Need to know
Rooms
42, including six suites.
Check–Out
12 noon, but flexible, subject to availability. Earliest check-in, 4pm.
More details
Rates include a two-course breakfast: the first a selection of fruit, scones, pastries, cereals and cheeses; the second a choice of warm à la carte dishes.
Also
There are especially adapted accessible rooms in the Carriage House and Garden Wing, with grab bars, a shower seat and an emergency cord in the bathroom. And there’s a lift to all floors in these buildings. Accessible parking is available too.
At the hotel
Spa with thermal suite and yoga room, gym, hair salon, three acres of sweeping gardens, lounge with a fireplace, drawing room, ballroom, concierge, charged laundry service, free WiFi. In rooms: TV with casting capabilities, mini larder, Melitta pour-over coffee system with local Ponaire coffee, tea-making kit, desk, bathrobes and slippers, air-conditioning, Memo Paris bath products.
Our favourite rooms
Honeymooners, sequester yourselves away in the Gate Lodge, which is decorated in shades of pink, has a private patio and sits away from the main house to give that little extra privacy.
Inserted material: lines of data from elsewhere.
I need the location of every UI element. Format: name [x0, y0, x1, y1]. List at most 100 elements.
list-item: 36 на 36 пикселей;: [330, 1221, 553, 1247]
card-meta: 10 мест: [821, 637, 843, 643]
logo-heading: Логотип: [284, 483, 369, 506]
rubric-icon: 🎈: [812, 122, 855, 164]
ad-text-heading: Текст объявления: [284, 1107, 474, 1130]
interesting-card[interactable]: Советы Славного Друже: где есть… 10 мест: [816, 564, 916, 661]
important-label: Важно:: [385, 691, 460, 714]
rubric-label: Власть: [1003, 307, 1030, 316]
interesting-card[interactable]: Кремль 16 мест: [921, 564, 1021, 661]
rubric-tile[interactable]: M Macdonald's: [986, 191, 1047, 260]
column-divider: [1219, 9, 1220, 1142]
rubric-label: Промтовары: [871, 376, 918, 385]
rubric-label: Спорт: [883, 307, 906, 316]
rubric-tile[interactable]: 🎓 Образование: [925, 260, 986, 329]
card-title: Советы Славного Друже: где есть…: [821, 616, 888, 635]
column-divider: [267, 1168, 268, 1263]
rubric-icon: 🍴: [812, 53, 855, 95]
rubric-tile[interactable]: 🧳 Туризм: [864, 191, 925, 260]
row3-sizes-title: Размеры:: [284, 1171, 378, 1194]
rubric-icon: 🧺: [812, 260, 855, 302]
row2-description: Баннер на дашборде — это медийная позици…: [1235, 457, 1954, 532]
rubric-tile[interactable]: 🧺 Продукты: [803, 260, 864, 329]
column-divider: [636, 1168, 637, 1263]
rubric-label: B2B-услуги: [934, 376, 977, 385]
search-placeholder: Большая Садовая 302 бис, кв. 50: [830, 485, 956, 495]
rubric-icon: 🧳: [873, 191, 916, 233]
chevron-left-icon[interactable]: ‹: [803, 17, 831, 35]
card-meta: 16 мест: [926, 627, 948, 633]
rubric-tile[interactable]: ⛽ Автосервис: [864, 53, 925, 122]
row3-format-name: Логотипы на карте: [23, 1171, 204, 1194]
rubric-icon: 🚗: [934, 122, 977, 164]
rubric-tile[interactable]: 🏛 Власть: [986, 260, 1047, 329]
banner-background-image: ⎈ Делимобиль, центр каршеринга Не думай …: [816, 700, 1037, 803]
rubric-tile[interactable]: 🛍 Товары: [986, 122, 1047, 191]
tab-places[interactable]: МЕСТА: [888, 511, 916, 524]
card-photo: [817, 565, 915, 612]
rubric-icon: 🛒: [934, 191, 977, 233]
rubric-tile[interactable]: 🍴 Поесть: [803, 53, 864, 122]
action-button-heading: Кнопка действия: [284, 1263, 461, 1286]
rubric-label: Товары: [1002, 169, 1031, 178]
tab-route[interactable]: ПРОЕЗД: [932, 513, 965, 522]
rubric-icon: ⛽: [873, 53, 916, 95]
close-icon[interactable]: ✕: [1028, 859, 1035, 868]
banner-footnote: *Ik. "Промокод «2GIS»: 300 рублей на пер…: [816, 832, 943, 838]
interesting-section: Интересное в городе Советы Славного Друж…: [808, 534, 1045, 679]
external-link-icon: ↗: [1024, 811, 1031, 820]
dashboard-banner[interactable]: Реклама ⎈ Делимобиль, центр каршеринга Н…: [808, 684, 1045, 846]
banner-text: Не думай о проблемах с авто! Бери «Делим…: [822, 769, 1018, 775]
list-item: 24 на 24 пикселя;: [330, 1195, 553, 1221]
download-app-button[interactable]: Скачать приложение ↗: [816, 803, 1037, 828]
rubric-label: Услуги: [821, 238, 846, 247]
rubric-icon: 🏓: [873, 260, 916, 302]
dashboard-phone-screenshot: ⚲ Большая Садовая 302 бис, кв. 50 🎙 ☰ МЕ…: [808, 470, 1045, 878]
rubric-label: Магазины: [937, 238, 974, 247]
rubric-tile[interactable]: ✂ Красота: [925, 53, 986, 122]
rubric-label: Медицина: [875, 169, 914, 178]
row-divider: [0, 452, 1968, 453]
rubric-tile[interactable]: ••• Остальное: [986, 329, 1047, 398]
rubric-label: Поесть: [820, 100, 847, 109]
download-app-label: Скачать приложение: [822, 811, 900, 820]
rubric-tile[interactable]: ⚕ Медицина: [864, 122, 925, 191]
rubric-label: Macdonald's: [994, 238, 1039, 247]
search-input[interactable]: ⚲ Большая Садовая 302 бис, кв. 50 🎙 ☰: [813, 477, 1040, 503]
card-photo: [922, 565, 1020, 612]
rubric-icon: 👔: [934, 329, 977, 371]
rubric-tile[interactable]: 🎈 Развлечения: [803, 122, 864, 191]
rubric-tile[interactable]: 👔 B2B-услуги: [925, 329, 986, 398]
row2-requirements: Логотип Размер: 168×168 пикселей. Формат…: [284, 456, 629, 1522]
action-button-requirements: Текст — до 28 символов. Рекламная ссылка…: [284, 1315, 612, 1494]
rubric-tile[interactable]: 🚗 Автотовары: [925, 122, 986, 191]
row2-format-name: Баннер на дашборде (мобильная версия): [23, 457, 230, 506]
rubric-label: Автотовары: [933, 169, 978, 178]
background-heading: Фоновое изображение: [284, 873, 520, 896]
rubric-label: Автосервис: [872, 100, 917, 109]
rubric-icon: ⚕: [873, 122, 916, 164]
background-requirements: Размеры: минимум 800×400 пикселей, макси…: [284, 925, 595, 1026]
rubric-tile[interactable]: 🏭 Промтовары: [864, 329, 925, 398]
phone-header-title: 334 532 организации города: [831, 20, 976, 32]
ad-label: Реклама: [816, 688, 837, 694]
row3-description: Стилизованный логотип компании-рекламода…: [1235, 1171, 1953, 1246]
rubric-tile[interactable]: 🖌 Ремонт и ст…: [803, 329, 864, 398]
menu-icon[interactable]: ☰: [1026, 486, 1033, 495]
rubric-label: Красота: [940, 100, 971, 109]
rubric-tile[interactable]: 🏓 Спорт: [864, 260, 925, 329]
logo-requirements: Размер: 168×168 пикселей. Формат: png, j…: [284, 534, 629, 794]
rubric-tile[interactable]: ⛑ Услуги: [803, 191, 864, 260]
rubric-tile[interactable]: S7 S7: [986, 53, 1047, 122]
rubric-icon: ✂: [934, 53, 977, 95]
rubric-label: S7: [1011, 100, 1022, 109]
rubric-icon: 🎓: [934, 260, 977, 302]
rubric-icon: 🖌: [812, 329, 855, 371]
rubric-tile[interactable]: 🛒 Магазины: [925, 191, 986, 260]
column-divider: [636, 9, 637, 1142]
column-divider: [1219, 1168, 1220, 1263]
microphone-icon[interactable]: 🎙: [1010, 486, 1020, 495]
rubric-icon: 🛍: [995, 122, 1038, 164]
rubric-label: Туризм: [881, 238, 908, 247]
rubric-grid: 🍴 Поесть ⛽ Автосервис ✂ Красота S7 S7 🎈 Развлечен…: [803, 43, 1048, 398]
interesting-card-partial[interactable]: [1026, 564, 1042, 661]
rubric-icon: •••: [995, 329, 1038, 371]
Or, if you’d like to be among the action, the blush-hued Main House Avenue Suite is rather swoonsome, with high ceilings and original cornicing, evocative artworks and a canopied bed. Families staying should book the School House (not quite as scholastic as the name suggests).
Poolside
In the spa there’s a peaceful space with a 17-metre heated indoor-outdoor pool (with five alfresco metres). Large windows let you glimpse the garden and the iconic Rock as you run laps.
Spa
Take a cue from Ireland’s remarkably well-preserved bog bodies and submerge yourself in a peat mud bath, or one filled with hand-harvested Atlantic seaweed, or aromatic salts – they’ll all leave you looking refreshed. But the hotel spa has many ways to soothe, buff and beautify: perhaps a spiced mud wrap or sugar scrub, a gua sha facial, massage with basalt river stones? In three treatment rooms (plus one for couples), each with their own steam room, therapists apply luxurious products from Bamford, Voya and Skin by Olga; practice global knot-untying techniques (Japanese shiatsu, Swedish, Indian head massage); and scrub and smoothe. Or get steamy on a spin through the thermal suite of sauna, pool, Jacuzzi and experience showers.
Packing tips
As you might guess from the many grand pieces of equine artwork and statues of stallions, there’s a lot of horsing about to be had here, so bring your boots and breeches.
Also
The Magniers also have a fine eye for art – copies of pieces from their collection (Lowrys, Laverys, Orpens, Jack Butler Yeats…) and some originals hang in heavy frames throughout.
Children
Little ones are welcome here – don’t worry, most of the antiques and original artwork are above the reach of little grasping hands. Rooms fit at least a baby cot, and babysitting can be arranged on request.
Sustainability efforts
Cashel Palace’s owners, the Magnier family, have done some fine necromancy in keeping this 18th-century residence near mint. Working with a local architect and craftspeople, and referencing vintage photos from the Laurence Collection, they pieced together how the house once looked and set about re-tiling the roof in traditional Bangor Blue slate, rebuilding four chimneys and rescuing pitch-pine timbers to reuse as beams in rooms. Its brick and limestone façades were both repointed, the basement’s flagstone floor was salvaged, wood panelling was repaired, and throughout original cornicing, fireplaces, windows and doors were gently restored. But, in reviving the past, they’re also safeguarding the future: all new builds have been designed to NZEB (Nearly Zero Energy Building) specs and are powered using renewable sources. Lighting is LED or photosensitive, heating is underfloor, and air-con is room-key controlled. An antique well discovered during refurbishment provides some of the water supply and the hotel has a Garbage Guzzler to compost waste. This is used to keep the kitchen gardens (part of the All Ireland Pollinator Programme) flourishing, and the hotel’s food sources (nearly all within the county borders) are a part of Origin Green, a sustainability initiative from Ireland’s food and horticulture agency. Greenhouse produce comes from the owners’ Coolmore Stud farm, and herbs and greens are grown in a hyper local, pesticide-free vertical farm in Ballyporeen, while an onsite hops garden nods to the hotel’s links with Guinness.